はじめヒサは自分が仕えている神社に何の縁もないその神の名を怪しみ恐れ、自分の身に降りかかった体験を、未熟な修行が災いして低級霊に取り込まれた狐憑きの類だと思ったようだ。鎮めようにも変調はしばらく止まず、精神に異常を来したように三日三晩うなされ続ける彼女の事態を重く見た宮司が、護摩を焚いて祈祷を行ったところ、再びヒサの腹の底から冷厳な声が鳴り響き、それが彼女の口をついて宮司にもその内容を明らかにした。

「吾は深淵の古宮にて臥せる事古主、夢見るままに待ちいたり。この者の身は吾が永き眠りから目覚め、遍くこの世を平定し治むるまでの仮の社として貰い受ける。吾が世の大元の神にして真の神であるから、汝らがその旨承知しせんとなれば、この家に必ずや災いをなす」

宮司にしてもやはり縁の不明な神の名だったため、宮司はこれをまつろわぬ魑魅魍魎の悪しき顕現だとして、更なる呪法を展開してこの神の要求を退けようとした。ところが事態は改善に向かうどころか、謂われなき神の有言実行を恐ろしい形で神社の内外に示した。

ヒサに続き、それまで幾日か繰り返し行われた長時間に及ぶ呪法の場に、何事もなく付き添っていた妻の方にも精神に異常を来したような兆候が現れ始め、野犬の遠吠えに似た唸り声や、釣り上げられて間もない活魚の悶えのように、白目を剥いて神前を跳ね回る不可解な行動を取るようになった。そんな中一発の強烈な雷鳴が至近距離で轟いたかと思うと、境内の樹齢八百年の神木に蛇の蜷局を巻いたような火の手が上がった。

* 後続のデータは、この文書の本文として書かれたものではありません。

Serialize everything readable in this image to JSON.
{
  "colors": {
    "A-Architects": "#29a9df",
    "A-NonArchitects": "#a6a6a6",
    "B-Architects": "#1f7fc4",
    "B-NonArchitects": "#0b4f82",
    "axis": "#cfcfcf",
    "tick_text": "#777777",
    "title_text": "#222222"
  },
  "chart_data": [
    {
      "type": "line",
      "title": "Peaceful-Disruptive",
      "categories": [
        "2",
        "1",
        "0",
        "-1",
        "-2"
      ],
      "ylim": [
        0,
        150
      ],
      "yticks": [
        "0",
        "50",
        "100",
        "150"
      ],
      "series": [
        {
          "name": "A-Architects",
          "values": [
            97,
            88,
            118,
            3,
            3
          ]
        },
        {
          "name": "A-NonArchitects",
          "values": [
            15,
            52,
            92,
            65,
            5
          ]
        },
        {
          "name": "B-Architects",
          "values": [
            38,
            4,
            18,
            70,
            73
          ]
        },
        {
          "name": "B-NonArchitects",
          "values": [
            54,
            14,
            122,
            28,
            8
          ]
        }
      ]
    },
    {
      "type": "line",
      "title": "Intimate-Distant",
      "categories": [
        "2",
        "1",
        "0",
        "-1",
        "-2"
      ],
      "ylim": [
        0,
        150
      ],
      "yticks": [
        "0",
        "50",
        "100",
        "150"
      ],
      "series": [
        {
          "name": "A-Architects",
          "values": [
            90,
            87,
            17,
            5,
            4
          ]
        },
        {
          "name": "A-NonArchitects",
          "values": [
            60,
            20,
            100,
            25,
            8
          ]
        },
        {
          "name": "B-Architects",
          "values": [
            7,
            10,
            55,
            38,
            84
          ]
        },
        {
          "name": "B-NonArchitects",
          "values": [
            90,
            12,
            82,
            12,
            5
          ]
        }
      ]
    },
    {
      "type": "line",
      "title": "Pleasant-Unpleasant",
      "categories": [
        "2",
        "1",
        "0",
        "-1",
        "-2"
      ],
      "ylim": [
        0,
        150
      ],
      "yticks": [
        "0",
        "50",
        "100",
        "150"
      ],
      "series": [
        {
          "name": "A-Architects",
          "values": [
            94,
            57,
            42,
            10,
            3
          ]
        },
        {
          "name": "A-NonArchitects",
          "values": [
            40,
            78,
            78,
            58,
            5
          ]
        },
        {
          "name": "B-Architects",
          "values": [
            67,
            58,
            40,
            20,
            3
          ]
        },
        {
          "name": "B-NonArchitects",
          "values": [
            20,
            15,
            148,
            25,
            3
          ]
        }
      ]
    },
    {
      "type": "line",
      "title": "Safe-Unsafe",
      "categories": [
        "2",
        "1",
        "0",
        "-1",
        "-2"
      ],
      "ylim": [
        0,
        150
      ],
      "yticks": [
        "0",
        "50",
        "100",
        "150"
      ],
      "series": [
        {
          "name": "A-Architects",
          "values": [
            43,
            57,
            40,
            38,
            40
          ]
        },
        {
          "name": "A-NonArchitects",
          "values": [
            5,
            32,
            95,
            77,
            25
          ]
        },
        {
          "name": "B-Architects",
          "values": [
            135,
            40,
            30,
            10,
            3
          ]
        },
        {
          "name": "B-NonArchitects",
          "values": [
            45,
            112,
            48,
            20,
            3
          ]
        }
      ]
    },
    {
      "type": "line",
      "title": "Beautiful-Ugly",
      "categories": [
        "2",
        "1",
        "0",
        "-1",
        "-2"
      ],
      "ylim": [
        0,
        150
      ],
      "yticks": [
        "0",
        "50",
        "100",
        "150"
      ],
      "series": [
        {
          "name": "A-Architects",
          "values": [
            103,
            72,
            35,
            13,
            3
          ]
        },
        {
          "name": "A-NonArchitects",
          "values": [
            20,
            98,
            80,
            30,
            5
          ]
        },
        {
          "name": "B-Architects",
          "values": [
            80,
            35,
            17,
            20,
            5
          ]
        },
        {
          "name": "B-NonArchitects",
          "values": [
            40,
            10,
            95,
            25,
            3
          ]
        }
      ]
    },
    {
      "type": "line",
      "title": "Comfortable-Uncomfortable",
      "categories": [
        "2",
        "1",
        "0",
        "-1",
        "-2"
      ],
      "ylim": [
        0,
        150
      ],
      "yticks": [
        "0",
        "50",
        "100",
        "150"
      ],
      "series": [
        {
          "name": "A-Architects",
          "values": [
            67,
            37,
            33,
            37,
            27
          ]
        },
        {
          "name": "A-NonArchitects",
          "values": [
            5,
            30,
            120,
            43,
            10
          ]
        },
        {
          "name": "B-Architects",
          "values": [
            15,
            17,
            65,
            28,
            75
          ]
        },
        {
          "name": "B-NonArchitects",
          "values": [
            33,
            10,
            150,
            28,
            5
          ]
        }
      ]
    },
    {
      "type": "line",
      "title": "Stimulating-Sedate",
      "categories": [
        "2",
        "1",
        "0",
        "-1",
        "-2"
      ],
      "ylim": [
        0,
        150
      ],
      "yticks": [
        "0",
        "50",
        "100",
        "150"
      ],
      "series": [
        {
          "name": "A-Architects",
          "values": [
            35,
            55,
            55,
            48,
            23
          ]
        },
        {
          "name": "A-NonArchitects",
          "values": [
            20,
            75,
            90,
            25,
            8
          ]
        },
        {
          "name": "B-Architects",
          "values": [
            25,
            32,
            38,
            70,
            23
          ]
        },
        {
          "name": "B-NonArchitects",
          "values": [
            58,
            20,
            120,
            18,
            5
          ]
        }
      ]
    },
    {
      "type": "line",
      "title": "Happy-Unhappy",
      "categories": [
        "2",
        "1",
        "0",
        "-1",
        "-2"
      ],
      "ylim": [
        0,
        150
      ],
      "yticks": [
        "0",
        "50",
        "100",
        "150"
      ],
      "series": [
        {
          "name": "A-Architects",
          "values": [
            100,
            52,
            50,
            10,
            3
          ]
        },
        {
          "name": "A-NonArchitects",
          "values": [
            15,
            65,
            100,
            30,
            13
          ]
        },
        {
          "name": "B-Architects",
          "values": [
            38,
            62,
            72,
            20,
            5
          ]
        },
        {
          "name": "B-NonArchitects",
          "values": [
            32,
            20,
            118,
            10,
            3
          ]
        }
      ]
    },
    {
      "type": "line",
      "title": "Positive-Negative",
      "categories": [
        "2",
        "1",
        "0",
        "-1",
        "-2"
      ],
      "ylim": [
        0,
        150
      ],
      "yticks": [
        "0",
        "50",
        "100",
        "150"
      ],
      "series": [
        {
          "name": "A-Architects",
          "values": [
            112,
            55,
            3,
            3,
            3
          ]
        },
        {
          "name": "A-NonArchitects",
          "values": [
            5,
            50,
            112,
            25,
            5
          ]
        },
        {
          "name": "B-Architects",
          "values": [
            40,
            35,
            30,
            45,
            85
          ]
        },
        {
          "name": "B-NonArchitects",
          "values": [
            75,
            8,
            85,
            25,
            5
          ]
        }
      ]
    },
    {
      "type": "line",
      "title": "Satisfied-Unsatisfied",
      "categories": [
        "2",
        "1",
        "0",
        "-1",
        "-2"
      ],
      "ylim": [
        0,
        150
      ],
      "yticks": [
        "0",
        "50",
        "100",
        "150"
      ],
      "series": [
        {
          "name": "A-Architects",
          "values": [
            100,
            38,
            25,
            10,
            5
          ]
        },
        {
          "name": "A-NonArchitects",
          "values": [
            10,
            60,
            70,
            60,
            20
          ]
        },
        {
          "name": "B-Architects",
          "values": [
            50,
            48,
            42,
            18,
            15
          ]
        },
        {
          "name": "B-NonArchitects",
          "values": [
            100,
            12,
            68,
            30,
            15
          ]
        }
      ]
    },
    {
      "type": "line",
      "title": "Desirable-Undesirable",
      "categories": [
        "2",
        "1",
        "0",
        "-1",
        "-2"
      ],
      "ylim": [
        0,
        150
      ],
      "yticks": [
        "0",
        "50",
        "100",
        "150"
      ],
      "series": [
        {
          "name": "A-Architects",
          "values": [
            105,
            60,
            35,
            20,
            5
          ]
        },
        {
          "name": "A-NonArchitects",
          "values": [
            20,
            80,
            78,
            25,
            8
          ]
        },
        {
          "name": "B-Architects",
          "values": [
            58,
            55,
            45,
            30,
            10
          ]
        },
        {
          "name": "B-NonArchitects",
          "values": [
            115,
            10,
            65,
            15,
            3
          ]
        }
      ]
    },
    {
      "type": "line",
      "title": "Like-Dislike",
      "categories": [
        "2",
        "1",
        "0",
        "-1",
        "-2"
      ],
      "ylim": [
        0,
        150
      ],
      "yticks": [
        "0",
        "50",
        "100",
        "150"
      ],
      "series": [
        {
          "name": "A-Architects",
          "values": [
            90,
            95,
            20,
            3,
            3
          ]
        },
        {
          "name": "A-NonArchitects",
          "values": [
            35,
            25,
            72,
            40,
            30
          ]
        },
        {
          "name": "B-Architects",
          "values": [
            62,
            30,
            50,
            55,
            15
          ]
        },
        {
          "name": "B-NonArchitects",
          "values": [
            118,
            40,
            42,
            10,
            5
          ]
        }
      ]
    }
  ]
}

驚愕と無力感を隠せない宮司はこれまでに何度か鎮魂、調伏して来た魑魅魍魎のいずれにもこれほどまでの威力を見た事がなかったので、ヒサに取り憑いた正体不明の神が真に威厳を持った神である事を半ば認めるしかなかった。それがヒサのその後の人生に与える影響を考える余裕はなかったと思われ、苦渋の選択ではあったが、事古主の要求に従い、ヒサの身体を仮の社と定め、その御霊を彼女に降ろす帰神の法を施した。

宮司の疲労が限界の色を見せ始めた時、ようやく事態は一応の終息を見たが、以後ヒサの日常は終わりのない荒行に挑むような波乱含みのものとなった。

「私はこれまでの苦労をちっとも苦労とは思いません。それが事古主の神様に従って大事業を成すための”お試し”だというなら、苦労どころか喜びさえ感じるほどですよ」

ヒサを教祖に据えて教団を立ち上げた時、これまでの苦労を振り返って平然とそう言っていた彼女の言葉に嘘偽りの影はなかった。

事古主。それは我が教団が崇める神の名で、記紀神話のいかなる箇所にもその名を見ない、教団独自の神だ。ヒサの奇跡の顕現はこの神の力を通して成されるもので、彼女は事古主こそが真に人が信ずるべき神で、この世に初めからいた大元の神だという。

私が後にヒサの口述を元に編纂した「根来神話(ねごろしんわ)」は、天照大御神を頂点とする皇家神道の史観を不本意な形で欺く作り話として世間の嘲笑に晒されたが、たとえ世間がどうあってもヒサを通した事古主の奇跡が本物である以上、私の信仰は決して揺らぐことがなかった。だが今となってそれは神代の禍々しい真実を映した暗黒の物語として、私の本能が持つ恐怖の源泉の中で上書きされている。